Centre for Migration Studies, University of Ghana Joins £20m Global Research Hub

The Centre for Migration Studies (CMS) at the University of Ghana, is set to play a key role in a £20 million global research hub – funded through UKRI’s Global Challenges Research Fund (GCRF) and led by Coventry University’s Centre for Trust, Peace and Social Relations (CTPSR) – announced by UK Research and Innovation (UKRI) on 22nd January 2019 as part an ambitious new approach to tackle some of the world’s most pressing challenges.  This was recently shared by Professor Joseph Kofi Teye, Director of the Centre for Migration Studies.

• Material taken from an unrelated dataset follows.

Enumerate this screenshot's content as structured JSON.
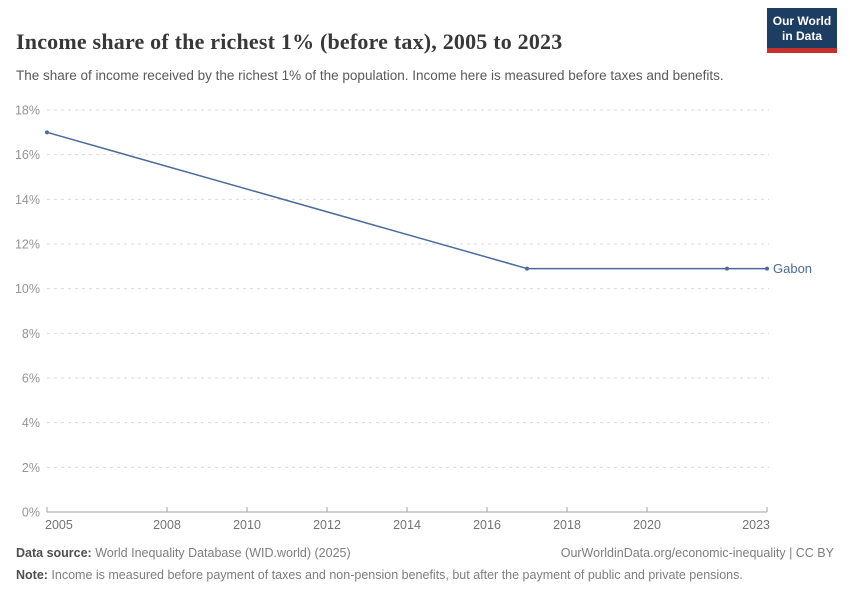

The UKRI GCRF South-South Migration, Inequality and Development Hub will see CMS collaborate with universities and organisations from across the world to explore how the movement of people in the Global South is affecting inequality and development in less developed regions. The initiative is thought to be the largest study into global migration undertaken anywhere in the world.

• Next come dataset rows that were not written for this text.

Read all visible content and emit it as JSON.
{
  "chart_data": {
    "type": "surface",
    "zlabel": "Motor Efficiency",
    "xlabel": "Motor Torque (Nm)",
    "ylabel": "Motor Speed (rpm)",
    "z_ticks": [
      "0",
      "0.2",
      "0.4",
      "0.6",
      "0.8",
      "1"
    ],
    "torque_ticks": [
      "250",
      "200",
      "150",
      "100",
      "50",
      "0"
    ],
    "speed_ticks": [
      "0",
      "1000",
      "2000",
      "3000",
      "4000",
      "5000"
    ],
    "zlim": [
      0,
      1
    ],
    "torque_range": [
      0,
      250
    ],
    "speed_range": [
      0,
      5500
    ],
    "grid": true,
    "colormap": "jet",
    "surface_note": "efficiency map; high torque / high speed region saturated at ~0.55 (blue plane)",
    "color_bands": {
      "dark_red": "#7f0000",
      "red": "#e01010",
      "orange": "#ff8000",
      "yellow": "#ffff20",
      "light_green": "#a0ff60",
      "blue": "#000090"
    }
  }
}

Over the next five years, the Hub will work with governments, international agencies, partners and NGOs in these countries and around the globe to maximise the benefits of South-South migration for development – and to investigate how it contributes to the delivery of UN Sustainable Development Goals (SDGs) such as ending poverty and reducing inequality.

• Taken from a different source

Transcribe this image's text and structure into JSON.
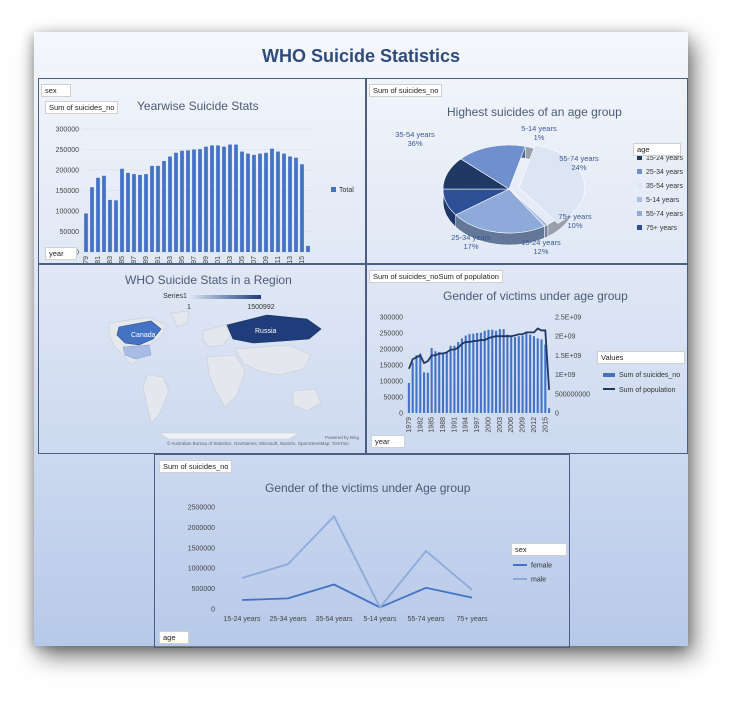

The Hub will explore South-South migration in six global ‘corridors’ linking origin and destination countries, focusing in particular on the following routes: Nepal–Malaysia; China–Ghana; Burkina Faso–Cote D’Ivoire; Ethiopia–South Africa; Haiti–Brazil; and Egypt–Jordan.

Professor Heaven Crawley, an expert in international migration at Coventry University, will lead the Hub’s network of partners which includes:

  • 20 Leading Universities, as well as the Overseas Development Institute (ODI), PositiveNegatives, Samuel Hall and @iLabAfrica;
  • Six International Organisations – the International Organization for Migration (IOM), the International Labour Organization (ILO), the Office of the United Nations High Commissioner for Human Rights (OHCHR), the Organisation for Economic Co-operation and Development (OECD), the United Nations Development Programme (UNDP) and the United Nations Research Institute for Social Development (UNRISD); and
  • Numerous Local Organisations in the 12 countries in which the Hub will work.

 

The University of Ghana congratulates Professor Joseph Kofi Teye, one of the three co-directors of the Hub and other consortium partners for this achievement.